Seven new African-American sheriffs were voted into office in the November midterms, and among them is Danny Rogers. On Monday, Dec. 3 Rogers became the first African-American at the helm of the Guilford County Sheriff’s Office.
Rogers ran on a platform of positive change for all residents of Guilford County and ousted BJ Barnes who had served in the position for 24 years. Rogers’ stated goals included building trust, prioritizing effective community policing efforts and increasing morale. The latter is raising eyebrows as Rogers first announcement was his plan to cut more than two dozen employees.
Earlier this month he brought together law enforcement officials from around the Triad for a press conference in which he spoke out against gun violence and asked community members to be proactive if they have information on open cases. Rogers joins host Frank Stasio live from Triad Stage in Greensboro to share his plans for Guilford County.

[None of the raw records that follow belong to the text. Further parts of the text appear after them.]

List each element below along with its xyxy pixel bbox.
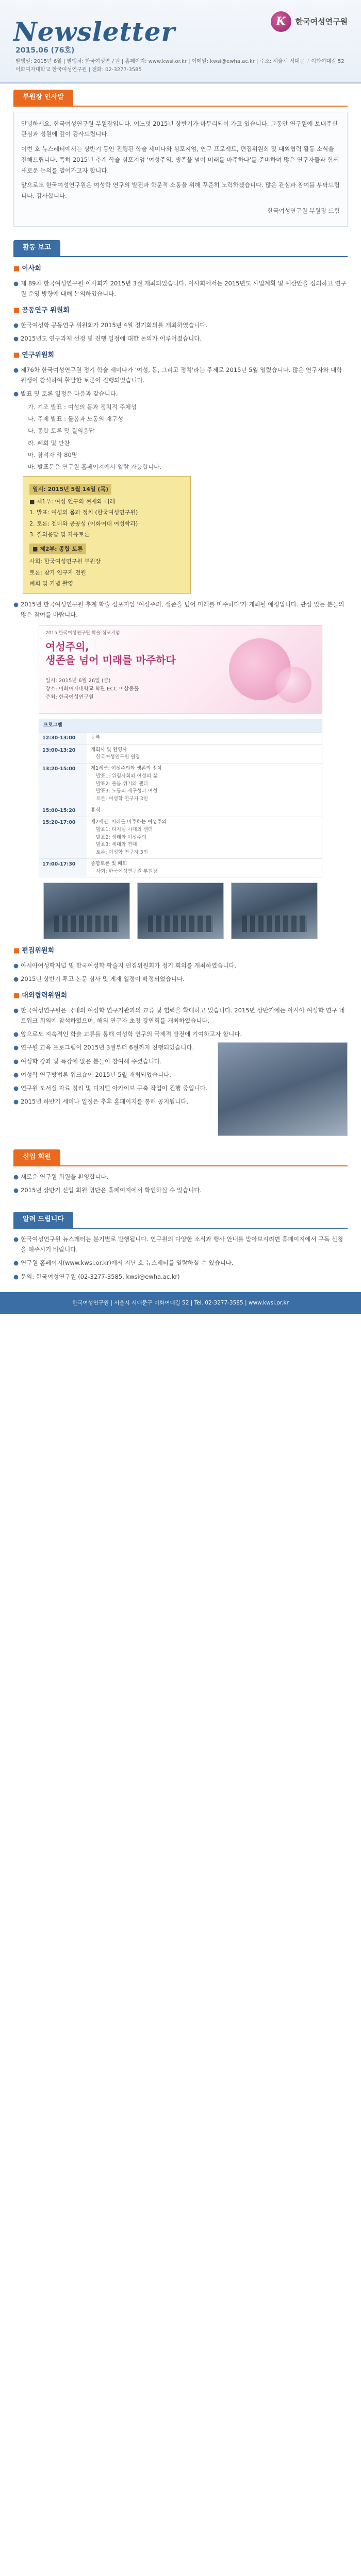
schedule-body [87,764,322,805]
program-line: ■ 제1부: 여성 연구의 현재와 미래 [29,498,116,505]
schedule-row [39,732,322,744]
list-item-text: 여성학 연구방법론 워크숍이 2015년 5월 개최되었습니다. [21,1071,171,1078]
program-line: 3. 질의응답 및 자유토론 [29,531,90,538]
schedule-detail: 토론: 여성학 연구자 3인 [96,795,148,802]
symposium-poster[interactable] [39,625,322,714]
publication-info: 발행일: 2015년 6월 | 발행처: 한국여성연구원 | 홈페이지: www.kwsi.or.kr | 이메일: kwsi@ewha.ac.kr | 주소: 서울시 서대문구 이화여대길 52 이화여자대학교 한국여성연구원 | 전화: 02-3277-3585 [15,59,344,73]
sub-list-item: 라. 폐회 및 만찬 [28,439,70,447]
section-divider [13,1165,348,1166]
notice-section [0,1206,361,1292]
schedule-detail: 발표1: 위험사회와 여성의 삶 [96,773,158,779]
list-item [13,974,348,984]
list-item [13,1070,208,1080]
board-heading-label: 이사회 [22,265,41,273]
list-item [13,1272,348,1282]
activities-tab: 활동 보고 [13,240,60,256]
bullet-icon: ● [13,975,19,983]
editorial-heading-label: 편집위원회 [22,947,55,955]
bullet-icon: ● [13,321,19,329]
research-heading-label: 공동연구 위원회 [22,307,70,314]
bullet-icon: ● [13,334,19,342]
sub-list-item: 마. 참석자 약 80명 [28,451,77,459]
newsletter-title: Newsletter [13,16,175,47]
schedule-row [39,744,322,763]
bullet-icon: ● [13,1007,19,1014]
greeting-paragraph: 이번 호 뉴스레터에서는 상반기 동안 진행된 학술 세미나와 심포지엄, 연구 프로젝트, 편집위원회 및 대외협력 활동 소식을 전해드립니다. 특히 2015년 추계 학술 심포지엄 '여성주의, 생존을 넘어 미래를 마주하다'를 준비하며 많은 연구자들과 함께 새로운 논의를 열어가고자 합니다. [21,145,339,174]
schedule-session: 휴식 [91,807,101,813]
greeting-paragraph: 앞으로도 한국여성연구원은 여성학 연구의 발전과 학문적 소통을 위해 꾸준히 노력하겠습니다. 많은 관심과 참여를 부탁드립니다. 감사합니다. [21,181,340,199]
schedule-time: 15:20-17:00 [39,817,87,858]
list-item [13,1096,208,1107]
bullet-icon: ● [13,601,19,608]
event-photo[interactable] [137,883,224,939]
schedule-body [87,817,322,858]
bullet-icon: ● [13,279,19,287]
schedule-time: 13:00-13:20 [39,745,87,763]
program-line: 2. 토론: 젠더와 공공성 (이화여대 여성학과) [29,520,138,527]
list-item [13,388,348,399]
schedule-detail: 발표3: 노동의 재구성과 여성 [96,788,158,794]
section-divider [13,106,348,107]
list-item-text: 제76차 한국여성연구원 정기 학술 세미나가 '여성, 몸, 그리고 정치'라는 주제로 2015년 5월 열렸습니다. 많은 연구자와 대학원생이 참석하여 활발한 토론이 진행되었습니다. [21,366,342,384]
newmember-tab: 신입 회원 [13,1149,60,1165]
schedule-row [39,817,322,858]
greeting-box [13,112,348,227]
list-item [13,333,348,344]
seminar-program-box [23,476,191,594]
square-bullet-icon: ■ [13,265,20,273]
seminar-heading [13,350,348,362]
program-line: 토론: 참가 연구자 전원 [29,569,86,576]
list-item-text: 연구원 도서실 자료 정리 및 디지털 아카이브 구축 작업이 진행 중입니다. [21,1084,208,1092]
section-divider [13,1228,348,1229]
section-divider [13,256,348,257]
schedule-detail: 발표2: 생태와 여성주의 [96,834,146,840]
schedule-detail: 사회: 한국여성연구원 부원장 [96,868,158,874]
institute-logo[interactable] [271,11,348,32]
list-item [13,365,348,385]
bullet-icon: ● [13,1273,19,1280]
sub-list-item: 나. 주제 발표 : 돌봄과 노동의 재구성 [28,415,123,423]
schedule-time: 17:00-17:30 [39,859,87,877]
schedule-row [39,858,322,877]
external-heading [13,990,348,1002]
list-item [13,1258,348,1268]
list-item-text: 앞으로도 지속적인 학술 교류를 통해 여성학 연구의 국제적 발전에 기여하고자 합니다. [21,1030,242,1038]
list-item [13,1185,348,1195]
schedule-body [87,859,322,877]
schedule-header: 프로그램 [39,719,322,732]
list-item-text: 2015년 한국여성연구원 추계 학술 심포지엄 '여성주의, 생존을 넘어 미래를 마주하다'가 개최될 예정입니다. 관심 있는 분들의 많은 참여를 바랍니다. [21,601,344,619]
list-item-text: 연구원 교육 프로그램이 2015년 3월부터 6월까지 진행되었습니다. [21,1044,194,1052]
schedule-table [39,719,322,877]
program-line: 사회: 한국여성연구원 부원장 [29,558,101,565]
program-line: 1. 발표: 여성의 몸과 정치 (한국여성연구원) [29,509,138,516]
list-item-text: 새로운 연구원 회원을 환영합니다. [21,1173,109,1181]
schedule-time: 15:00-15:20 [39,805,87,817]
poster-details: 일시: 2015년 6월 26일 (금) 장소: 이화여자대학교 학관 ECC 이삼봉홀 주최: 한국여성연구원 [45,678,139,701]
square-bullet-icon: ■ [13,307,20,314]
sub-list-item: 바. 발표문은 연구원 홈페이지에서 열람 가능합니다. [28,463,161,470]
list-item-text: 제 89차 한국여성연구원 이사회가 2015년 3월 개최되었습니다. 이사회에서는 2015년도 사업계획 및 예산안을 심의하고 연구원 운영 방향에 대해 논의하였습니다. [21,279,347,297]
list-item [13,1042,208,1053]
issue-date: 2015.06 (76호) [15,46,75,55]
schedule-session: 종합토론 및 폐회 [91,860,127,867]
schedule-detail: 발표3: 세대와 연대 [96,842,137,848]
list-item-text: 2015년 상반기 투고 논문 심사 및 게재 일정이 확정되었습니다. [21,975,185,983]
list-item [13,1234,348,1255]
activities-section [0,234,361,1143]
schedule-detail: 토론: 여성학 연구자 3인 [96,850,148,856]
schedule-row [39,805,322,817]
square-bullet-icon: ■ [13,992,20,1000]
poster-title: 여성주의, 생존을 넘어 미래를 마주하다 [45,640,176,667]
schedule-session: 제1세션: 여성주의와 생존의 정치 [91,766,162,772]
bullet-icon: ● [13,1044,19,1052]
schedule-detail: 발표2: 돌봄 위기와 젠더 [96,781,148,787]
list-item-text: 아시아여성학저널 및 한국여성학 학술지 편집위원회가 정기 회의를 개최하였습니다. [21,962,237,970]
list-item [13,1083,208,1093]
schedule-detail: 발표1: 디지털 시대의 젠더 [96,827,153,833]
poster-subtitle: 2015 한국여성연구원 학술 심포지엄 [45,631,120,636]
event-photo[interactable] [231,883,318,939]
bullet-icon: ● [13,1084,19,1092]
list-item [13,960,348,971]
list-item-text: 한국여성학 공동연구 위원회가 2015년 4월 정기회의를 개최하였습니다. [21,321,208,329]
research-heading [13,305,348,317]
greeting-tab: 부원장 인사말 [13,90,73,106]
list-item-text: 2015년 상반기 신입 회원 명단은 홈페이지에서 확인하실 수 있습니다. [21,1187,202,1194]
seminar-heading-label: 연구위원회 [22,351,55,359]
bullet-icon: ● [13,1259,19,1267]
schedule-body [87,733,322,744]
list-item-text: 한국여성연구원 뉴스레터는 분기별로 발행됩니다. 연구원의 다양한 소식과 행사 안내를 받아보시려면 홈페이지에서 구독 신청을 해주시기 바랍니다. [21,1235,343,1253]
list-item [13,1005,348,1026]
editorial-heading [13,945,348,957]
sub-list-item: 다. 종합 토론 및 질의응답 [28,427,95,435]
program-title: 일시: 2015년 5월 14일 (목) [29,484,111,495]
bullet-icon: ● [13,1097,19,1105]
list-item [13,1172,348,1182]
newsletter-header [0,0,361,83]
bullet-icon: ● [13,1173,19,1181]
activity-photo[interactable] [218,1042,348,1136]
schedule-row [39,763,322,805]
schedule-detail: 한국여성연구원 원장 [96,754,140,760]
list-item-text: 발표 및 토론 일정은 다음과 같습니다. [21,390,118,397]
square-bullet-icon: ■ [13,351,20,359]
greeting-section [0,83,361,234]
list-item-text: 문의: 한국여성연구원 (02-3277-3585, kwsi@ewha.ac.kr) [21,1273,180,1280]
event-photo[interactable] [43,883,130,939]
decorative-circle-icon [275,667,311,703]
bullet-icon: ● [13,1030,19,1038]
activity-two-col [13,1042,348,1136]
external-heading-label: 대외협력위원회 [22,992,68,1000]
greeting-paragraph: 안녕하세요. 한국여성연구원 부원장입니다. 어느덧 2015년 상반기가 마무리되어 가고 있습니다. 그동안 연구원에 보내주신 관심과 성원에 깊이 감사드립니다. [21,120,338,138]
schedule-time: 13:20-15:00 [39,764,87,805]
list-item-text: 한국여성연구원은 국내외 여성학 연구기관과의 교류 및 협력을 확대하고 있습니다. 2015년 상반기에는 아시아 여성학 연구 네트워크 회의에 참석하였으며, 해외 연구자 초청 강연회를 개최하였습니다. [21,1007,345,1025]
list-item-text: 여성학 강좌 및 특강에 많은 분들이 참여해 주셨습니다. [21,1057,162,1065]
board-heading [13,263,348,275]
schedule-body [87,745,322,763]
schedule-body [87,805,322,817]
schedule-rows [39,732,322,877]
newsletter-footer: 한국여성연구원 | 서울시 서대문구 이화여대길 52 | Tel. 02-3277-3585 | www.kwsi.or.kr [0,1292,361,1314]
sub-list-item: 가. 기조 발표 : 여성의 몸과 정치적 주체성 [28,403,137,411]
schedule-time: 12:30-13:00 [39,733,87,744]
activity-list [13,1042,208,1110]
list-item-text: 2015년 하반기 세미나 일정은 추후 홈페이지를 통해 공지됩니다. [21,1097,189,1105]
list-item [13,320,348,330]
list-item-text: 2015년도 연구과제 선정 및 진행 일정에 대한 논의가 이루어졌습니다. [21,334,202,342]
program-title: ■ 제2부: 종합 토론 [29,544,86,554]
schedule-session: 개회사 및 환영사 [91,747,127,753]
list-item-text: 연구원 홈페이지(www.kwsi.or.kr)에서 지난 호 뉴스레터를 열람하실 수 있습니다. [21,1259,234,1267]
bullet-icon: ● [13,390,19,397]
square-bullet-icon: ■ [13,947,20,955]
list-item [13,599,348,620]
logo-mark-icon: K [271,11,291,32]
program-line: 폐회 및 기념 촬영 [29,580,73,587]
schedule-session: 제2세션: 미래를 마주하는 여성주의 [91,819,167,825]
bullet-icon: ● [13,1057,19,1065]
newmember-section [0,1143,361,1206]
photo-row [13,883,348,939]
list-item [13,1029,348,1039]
bullet-icon: ● [13,366,19,374]
schedule-session: 등록 [91,735,101,740]
notice-tab: 알려 드립니다 [13,1212,73,1228]
bullet-icon: ● [13,962,19,970]
bullet-icon: ● [13,1071,19,1078]
logo-text: 한국여성연구원 [295,16,348,26]
greeting-signature: 한국여성연구원 부원장 드림 [267,207,340,214]
bullet-icon: ● [13,1235,19,1243]
list-item [13,1056,208,1066]
list-item [13,278,348,299]
bullet-icon: ● [13,1187,19,1194]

Rogers on what changed since he first ran against Barnes in 2014:
I think people got a chance to learn … Who I am. I campaigned on transparency. I campaigned on being real. I campaigned on life experiences.

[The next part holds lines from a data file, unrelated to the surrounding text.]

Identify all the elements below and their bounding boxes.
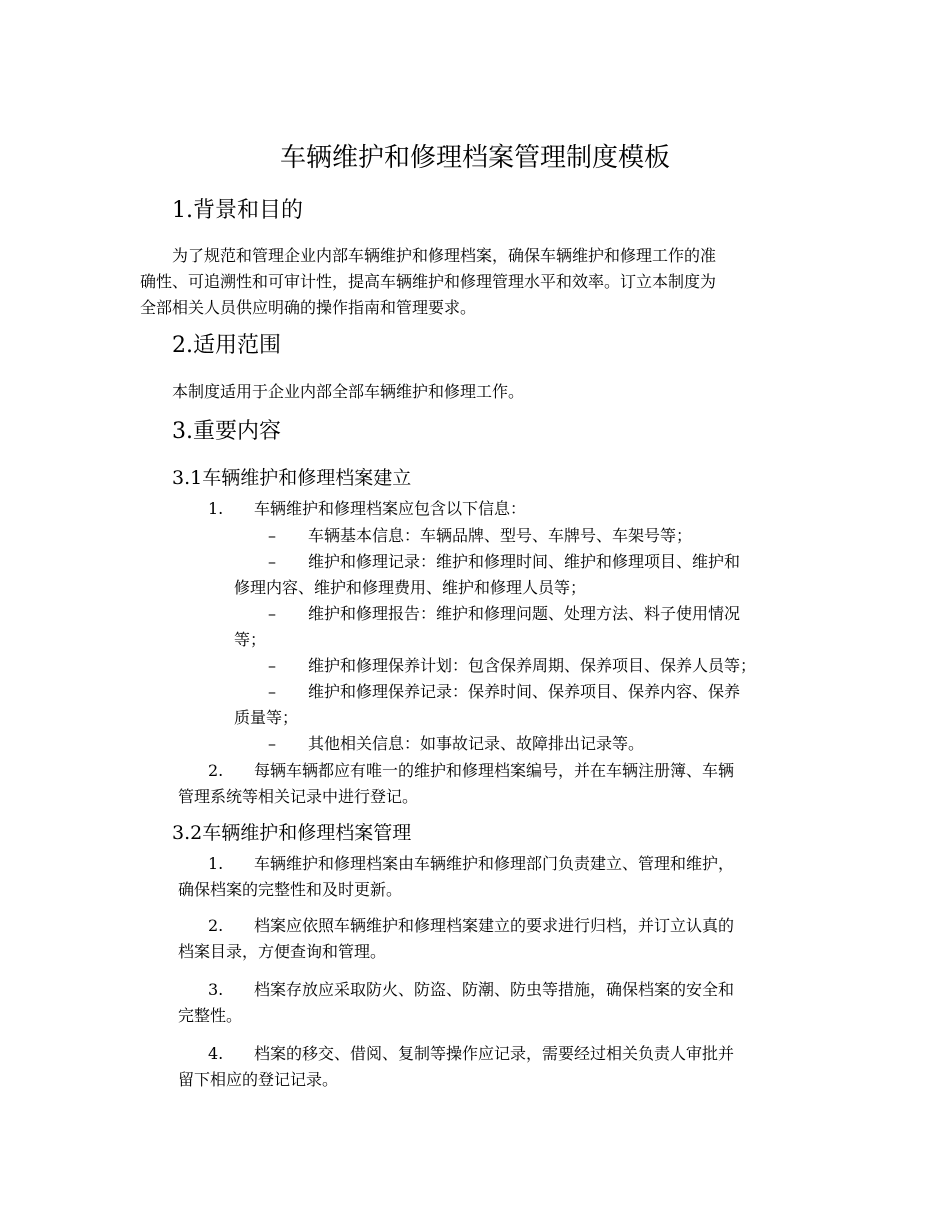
- section-1-paragraph-line-1: 为了规范和管理企业内部车辆维护和修理档案，确保车辆维护和修理工作的准: [172, 246, 717, 265]
- section-1-paragraph-line-2: 确性、可追溯性和可审计性，提高车辆维护和修理管理水平和效率。订立本制度为: [140, 272, 717, 291]
- section-2-heading: 2.适用范围: [172, 333, 281, 358]
- list-item-number: 1.: [208, 854, 224, 873]
- bullet-dash: –: [268, 656, 276, 675]
- list-item-text-continued: 档案目录，方便查询和管理。: [178, 942, 387, 961]
- bullet-line: 维护和修理保养记录：保养时间、保养项目、保养内容、保养: [308, 682, 741, 701]
- list-item-text-continued: 管理系统等相关记录中进行登记。: [178, 787, 419, 806]
- subsection-3-1-heading: 3.1车辆维护和修理档案建立: [172, 467, 412, 489]
- bullet-line: 其他相关信息：如事故记录、故障排出记录等。: [308, 734, 645, 753]
- list-item-text-continued: 留下相应的登记记录。: [178, 1070, 339, 1089]
- list-item-number: 3.: [208, 980, 224, 999]
- list-item-text-continued: 确保档案的完整性和及时更新。: [178, 880, 403, 899]
- section-1-paragraph-line-3: 全部相关人员供应明确的操作指南和管理要求。: [140, 298, 477, 317]
- subsection-3-2-heading: 3.2车辆维护和修理档案管理: [172, 822, 412, 844]
- list-item-text: 车辆维护和修理档案应包含以下信息：: [254, 499, 527, 518]
- bullet-line: 维护和修理报告：维护和修理问题、处理方法、料子使用情况: [308, 604, 741, 623]
- document-title: 车辆维护和修理档案管理制度模板: [279, 143, 670, 173]
- bullet-dash: –: [268, 526, 276, 545]
- list-item-text: 档案应依照车辆维护和修理档案建立的要求进行归档，并订立认真的: [254, 916, 735, 935]
- section-3-heading: 3.重要内容: [172, 419, 281, 444]
- bullet-line: 维护和修理记录：维护和修理时间、维护和修理项目、维护和: [308, 552, 741, 571]
- bullet-line-continued: 等；: [234, 630, 267, 649]
- bullet-line: 车辆基本信息：车辆品牌、型号、车牌号、车架号等；: [308, 526, 693, 545]
- list-item-number: 2.: [208, 761, 224, 780]
- list-item-number: 2.: [208, 916, 224, 935]
- section-2-paragraph: 本制度适用于企业内部全部车辆维护和修理工作。: [172, 382, 525, 401]
- list-item-number: 1.: [208, 499, 224, 518]
- list-item-text: 车辆维护和修理档案由车辆维护和修理部门负责建立、管理和维护，: [254, 854, 735, 873]
- bullet-line-continued: 修理内容、维护和修理费用、维护和修理人员等；: [234, 578, 587, 597]
- bullet-dash: –: [268, 604, 276, 623]
- list-item-text: 每辆车辆都应有唯一的维护和修理档案编号，并在车辆注册簿、车辆: [254, 761, 735, 780]
- list-item-text: 档案存放应采取防火、防盗、防潮、防虫等措施，确保档案的安全和: [254, 980, 735, 999]
- bullet-line-continued: 质量等；: [234, 708, 299, 727]
- bullet-line: 维护和修理保养计划：包含保养周期、保养项目、保养人员等；: [308, 656, 757, 675]
- section-1-heading: 1.背景和目的: [172, 198, 303, 223]
- bullet-dash: –: [268, 552, 276, 571]
- list-item-number: 4.: [208, 1044, 224, 1063]
- list-item-text: 档案的移交、借阅、复制等操作应记录，需要经过相关负责人审批并: [254, 1044, 735, 1063]
- list-item-text-continued: 完整性。: [178, 1006, 243, 1025]
- bullet-dash: –: [268, 734, 276, 753]
- bullet-dash: –: [268, 682, 276, 701]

Rogers on deepening the relationship between law enforcement and the community:
What we have to do as a law enforcement agency is … prepare our men and women to be able to deal with people of different cultures. Meet them where they’re at. Learn from them. And make sure we are able to take the tools that they have in the community and bring them into our toolboxes. And take our toolboxes out into the community, so we can work together.

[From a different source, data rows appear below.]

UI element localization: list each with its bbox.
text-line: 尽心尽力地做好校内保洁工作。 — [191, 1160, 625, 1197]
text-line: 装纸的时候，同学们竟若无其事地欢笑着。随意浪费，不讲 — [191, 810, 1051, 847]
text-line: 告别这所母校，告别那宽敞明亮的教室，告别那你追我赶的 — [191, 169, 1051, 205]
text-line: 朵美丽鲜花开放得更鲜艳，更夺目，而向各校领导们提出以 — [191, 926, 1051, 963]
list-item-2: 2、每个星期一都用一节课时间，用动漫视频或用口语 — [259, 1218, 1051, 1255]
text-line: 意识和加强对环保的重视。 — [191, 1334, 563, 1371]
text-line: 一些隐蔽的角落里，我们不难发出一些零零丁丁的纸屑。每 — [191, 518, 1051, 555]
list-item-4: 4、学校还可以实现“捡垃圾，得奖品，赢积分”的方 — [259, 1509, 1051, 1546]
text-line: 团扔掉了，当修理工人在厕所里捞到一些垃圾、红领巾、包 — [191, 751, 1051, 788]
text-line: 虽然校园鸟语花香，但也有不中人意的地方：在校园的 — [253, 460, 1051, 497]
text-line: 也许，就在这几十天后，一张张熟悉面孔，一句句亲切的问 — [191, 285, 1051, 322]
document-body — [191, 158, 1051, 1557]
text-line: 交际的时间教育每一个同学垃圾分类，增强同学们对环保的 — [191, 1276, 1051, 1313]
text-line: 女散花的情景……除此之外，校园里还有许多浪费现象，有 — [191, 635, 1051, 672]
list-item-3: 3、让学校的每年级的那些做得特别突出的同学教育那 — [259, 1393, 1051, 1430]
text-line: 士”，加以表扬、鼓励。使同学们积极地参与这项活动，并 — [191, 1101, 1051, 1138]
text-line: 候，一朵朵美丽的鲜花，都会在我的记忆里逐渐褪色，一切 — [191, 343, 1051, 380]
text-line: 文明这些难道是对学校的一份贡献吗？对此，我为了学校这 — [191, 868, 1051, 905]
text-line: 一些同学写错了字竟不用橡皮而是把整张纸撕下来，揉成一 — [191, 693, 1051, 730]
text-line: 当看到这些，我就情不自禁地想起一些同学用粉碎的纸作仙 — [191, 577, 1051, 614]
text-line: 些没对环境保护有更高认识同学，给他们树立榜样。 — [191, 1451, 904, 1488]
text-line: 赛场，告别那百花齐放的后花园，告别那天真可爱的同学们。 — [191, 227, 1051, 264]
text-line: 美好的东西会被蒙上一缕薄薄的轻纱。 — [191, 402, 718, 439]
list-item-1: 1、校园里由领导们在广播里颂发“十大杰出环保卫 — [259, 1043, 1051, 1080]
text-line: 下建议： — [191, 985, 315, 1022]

Rogers on the communities’ concerns about traffic stops:
If a taillight is out, the person needs to be told their taillight is out. Once the person has been stopped for the taillight … and we’ve given them the warning … Then we’ll go from there. We’re not out looking for your tag light being out.
Rogers on his plans for the old Guilford County jail:
I don’t believe the citizens of Guilford County would want us to spend $17 million for an old building when we can get a new building for maybe the same amount or maybe less.
Rogers on the community concerns he witnessed during his campaign:
When I went to the black community, the issues were always improper arrests [and] abusiveness. When I went to undocumented communities, it was … [people saying:] we are documented, but we’re still getting harrassed. When I went to white communities, [they said:] there’s no one giving us an ear or really helping us out with the opioid epidemic.